New treatment impulses for osteosarcoma fuel hope

Osteosarcoma is one of the most common primary malignant bone tumors in children and young adults with a high risk of bone and lung metastases. Despite recent advances in neoadjuvant chemotherapy, effective treatment of osteosarcoma has not improved over the last four decades. With the advent of immunotherapy, the treatment paradigm has now changed. The latest clinical studies show a slight improvement compared to conventional polychemotherapy.

(red) Benign and malignant primary bone tumors are classified according to the type of tissue from which the tumor originates. Malignant primary bone tumors, also known as bone sarcomas, are a group of rare malignant diseases originating in the skeletal system with a prevalence in the long bones. Bone sarcomas are very aggressive and patients suffer from pain, swelling and bone fractures.
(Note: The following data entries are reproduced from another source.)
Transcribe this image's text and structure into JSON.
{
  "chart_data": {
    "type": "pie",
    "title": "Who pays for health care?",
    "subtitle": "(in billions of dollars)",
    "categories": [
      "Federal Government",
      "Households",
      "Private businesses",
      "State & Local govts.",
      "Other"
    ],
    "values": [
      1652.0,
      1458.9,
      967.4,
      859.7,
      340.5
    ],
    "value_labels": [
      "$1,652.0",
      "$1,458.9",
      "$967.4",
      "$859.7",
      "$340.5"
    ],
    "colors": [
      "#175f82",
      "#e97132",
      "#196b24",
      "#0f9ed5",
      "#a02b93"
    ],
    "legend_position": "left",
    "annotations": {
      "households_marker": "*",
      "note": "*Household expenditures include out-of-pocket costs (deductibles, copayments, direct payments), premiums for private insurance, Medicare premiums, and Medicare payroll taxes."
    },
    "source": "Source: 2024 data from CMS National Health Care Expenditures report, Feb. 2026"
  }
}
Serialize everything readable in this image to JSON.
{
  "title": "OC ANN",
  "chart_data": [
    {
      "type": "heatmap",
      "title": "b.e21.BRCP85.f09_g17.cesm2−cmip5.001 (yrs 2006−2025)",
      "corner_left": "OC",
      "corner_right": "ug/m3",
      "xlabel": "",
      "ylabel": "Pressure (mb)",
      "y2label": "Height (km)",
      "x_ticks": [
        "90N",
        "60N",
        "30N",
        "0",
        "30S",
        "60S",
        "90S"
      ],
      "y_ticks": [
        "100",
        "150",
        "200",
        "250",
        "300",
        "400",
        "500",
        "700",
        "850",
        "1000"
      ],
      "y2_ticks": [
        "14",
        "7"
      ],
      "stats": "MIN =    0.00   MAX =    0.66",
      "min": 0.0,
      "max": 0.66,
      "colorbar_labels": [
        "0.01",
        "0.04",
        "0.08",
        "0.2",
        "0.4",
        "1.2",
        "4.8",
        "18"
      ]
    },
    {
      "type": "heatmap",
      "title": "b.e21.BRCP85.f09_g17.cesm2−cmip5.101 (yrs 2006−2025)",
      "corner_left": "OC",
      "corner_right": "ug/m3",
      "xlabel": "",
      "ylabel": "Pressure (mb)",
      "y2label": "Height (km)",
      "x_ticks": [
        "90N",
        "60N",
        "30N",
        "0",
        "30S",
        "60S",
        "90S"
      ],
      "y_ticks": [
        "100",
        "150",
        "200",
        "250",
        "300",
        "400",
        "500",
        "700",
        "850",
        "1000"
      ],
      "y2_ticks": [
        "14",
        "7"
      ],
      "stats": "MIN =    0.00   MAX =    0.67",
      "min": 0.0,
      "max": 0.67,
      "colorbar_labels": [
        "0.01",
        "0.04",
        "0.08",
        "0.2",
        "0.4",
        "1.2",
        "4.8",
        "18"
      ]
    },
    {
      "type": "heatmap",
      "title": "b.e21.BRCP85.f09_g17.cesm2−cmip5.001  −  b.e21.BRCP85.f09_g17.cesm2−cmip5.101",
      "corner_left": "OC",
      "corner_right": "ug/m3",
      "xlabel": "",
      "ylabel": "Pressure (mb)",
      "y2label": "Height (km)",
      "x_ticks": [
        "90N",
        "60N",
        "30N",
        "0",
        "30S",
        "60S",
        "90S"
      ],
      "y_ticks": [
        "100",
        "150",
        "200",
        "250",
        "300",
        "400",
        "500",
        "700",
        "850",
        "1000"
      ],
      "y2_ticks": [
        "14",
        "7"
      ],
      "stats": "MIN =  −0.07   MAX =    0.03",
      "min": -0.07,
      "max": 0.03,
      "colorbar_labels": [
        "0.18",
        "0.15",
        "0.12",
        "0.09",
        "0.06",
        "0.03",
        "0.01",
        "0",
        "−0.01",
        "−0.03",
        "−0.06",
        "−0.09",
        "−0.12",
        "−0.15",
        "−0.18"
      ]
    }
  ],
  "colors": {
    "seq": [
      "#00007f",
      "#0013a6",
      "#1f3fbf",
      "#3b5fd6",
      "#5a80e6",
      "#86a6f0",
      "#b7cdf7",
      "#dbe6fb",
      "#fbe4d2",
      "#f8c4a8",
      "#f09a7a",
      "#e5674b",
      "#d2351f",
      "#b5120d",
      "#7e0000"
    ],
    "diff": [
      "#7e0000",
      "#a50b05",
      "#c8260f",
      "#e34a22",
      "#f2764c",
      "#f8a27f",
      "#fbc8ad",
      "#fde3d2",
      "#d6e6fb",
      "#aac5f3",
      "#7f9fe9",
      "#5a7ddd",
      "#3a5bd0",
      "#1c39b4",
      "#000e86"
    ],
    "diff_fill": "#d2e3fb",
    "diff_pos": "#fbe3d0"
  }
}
These tumors are difficult to treat, exhibit numerous histological variations and cause many clinical difficulties in the search for suitable therapies. The three most important entities of bone sarcomas are osteosarcomas (OS), Ewing’s sarcomas and chondrosarcomas.

OS are the most common malignant bone tumors in adolescents and young adults. They are mainly localized in the metaphysis of the long bones, particularly in the distal femur, proximal tibia and humerus. They originate from primitive mesenchymal cells and are characterized by the formation of an immature extracellular osteoid matrix associated with bone resorption mediated by activated osteoclasts. The biological origin of OS remains unclear, although several factors may be responsible for the disease, including genetic mutations and an immunosuppressive microenvironment that promotes tumor development. The lung parenchyma is the most common site of metastasis in OS, and metastatic foci are often associated with a poor clinical outcome. Conventional treatment of OS is based on a sequential approach that combines chemotherapy and surgery. Due to the particular radioresistance of OS, radiotherapy is only suggested for tumors in high-risk locations or to reduce the risk of recurrence after surgery. Despite the increase in clinical trials over the last four decades, cure rates have not improved. Non-specific targeted therapies therefore show a poor therapeutic effect with side effects at high doses.

Immunotherapies as a new treatment approach

Tumor cells are able to stimulate the tumor microenvironment (TME) to suppress the antitumor immune system, leading to tumor drug resistance. The development of personalized precision medicine in recent decades, including immunotherapies, has shown enormous benefits in the treatment of malignant tumors. As the successful treatment of metastatic melanoma with ipilimumab shows, several immune checkpoint inhibitors have been approved by the FDA. The main list of immune checkpoint inhibitors includes programmed death-1 (PD-1), death ligand 1 (PD-L1) and cytotoxic T lymphocyte-associated protein 4 (CTLA4) – and all are theoretically therapeutic options in OS. However, OS is described as a “cold tumor” in terms of low local immune activation and recognition of cancer cells, even when detectable immune cells are present in the tumor microenvironment. This immunotolerant environment may be explained by mechanisms of adaptive immune resistance (higher expression of PD-L1, CTLA-4 and IDO1) and the presence of myeloid-derived suppressor cells that inhibit T cell activation and enhance immune evasion of OS. Overall, the use of immune checkpoint inhibitors (monotherapy or dual therapy) has limited clinical value. It is therefore crucial to clarify the mechanisms of action associated with this immune response desert in order to reverse local immunity in OS.

Deciphering the key functions of each tumor microenvironment will allow us to understand the local immune tolerance observed in OS, although immune infiltrates in tumor tissue have been described. OS is a heterogeneous tumor that is regulated by its microenvironment and has a counterproductive effect. Research in this field is carried out on 2D surfaces. Mimicking the 3D shape of OS could lead to reproducible and applicable results.